On to the next subject. We promised to provide the dessert for dinner at a friend’s house last night. There would be 5 people. We thought a cake would be good and it was suggested that we try the Nathaniel Reid Bakery on Manchester Road. We never heard of it, but we went. It’s a small bakery in a small strip, and its counter is divided between breakfast pastries, which are supposed to be the best, savory things, and cakes. But not normal cakes. Fancy-dancy designer cakes, and you can get individual cakes (I hesitate to call them cup-cakes, but they serve the same purpose) or whole cakes. We hesitated to get chocolate and concentrated on a lemon tart-cake that we thought would go well with a fish dinner. Or, maybe get 5 individual cakes. Or……maybe go somewhere else.

We had passed another bakery, Bello’s, which we hadn’t heard of but which Google likes a lot, and went there. A more normal bakery, their cakes were more normal, but very big. We just didn’t need a big cake like that. What to do?

We went back to Nathaniel Reid. I went in by myself. The lemon cake no longer interested me. But the cake they called Caia (don’t know why), a sour cream sponge cake with a layer of raspberry something and fresh raspberries and white chocolate wafers on the top looked interesting. I took out a second mortgage on our house and bought it. The verdict?

Unanimous. Probably the best dessert in the history of the world. Clean plate club.

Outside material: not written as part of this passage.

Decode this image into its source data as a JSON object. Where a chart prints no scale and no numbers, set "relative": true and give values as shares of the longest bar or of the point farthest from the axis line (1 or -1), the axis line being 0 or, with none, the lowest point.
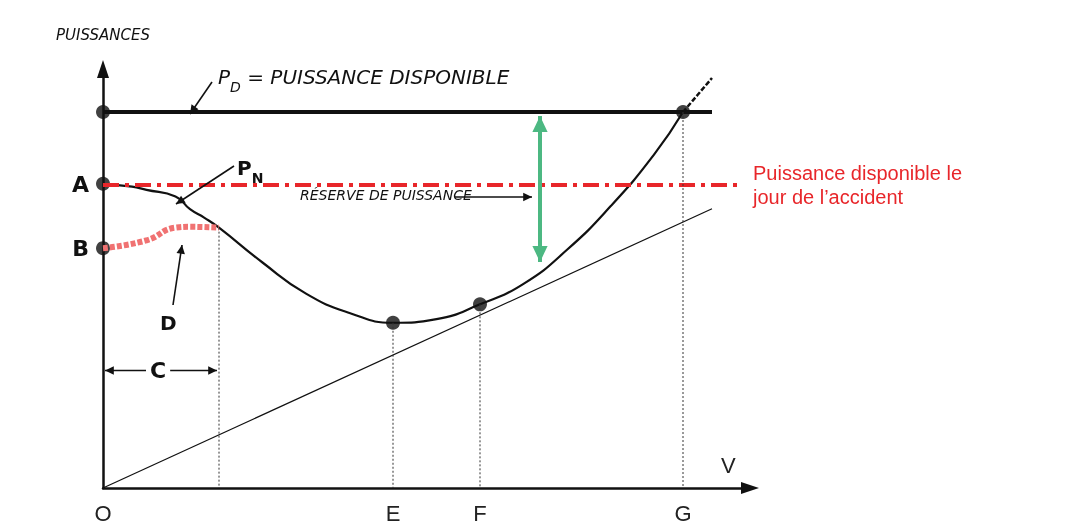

Third and last. Century Electric Company was one of the many large industrial enterprises in St. Louis, making electric motors of all sizes in their large foundry and related buildings. Century is gone, but their buildings have now been repositioned as City Foundry, currently the home of a 17 restaurant food court, 14 non-chain shops, an Alamo Theater and Draft House, an entertainment venue and more. The food court places are all very unique, but we stopped at Killer Pizza for our lunch. Perhaps the least exotic of the 17 possibilities, but that doesn’t mean it’s not unique. You ever had a shakshuka pizza (red pepper/tomato sauce, garlic, and two fried eggs)? It was good.

Today, heading west. Hopefully a few good stops before we get to Kansas City.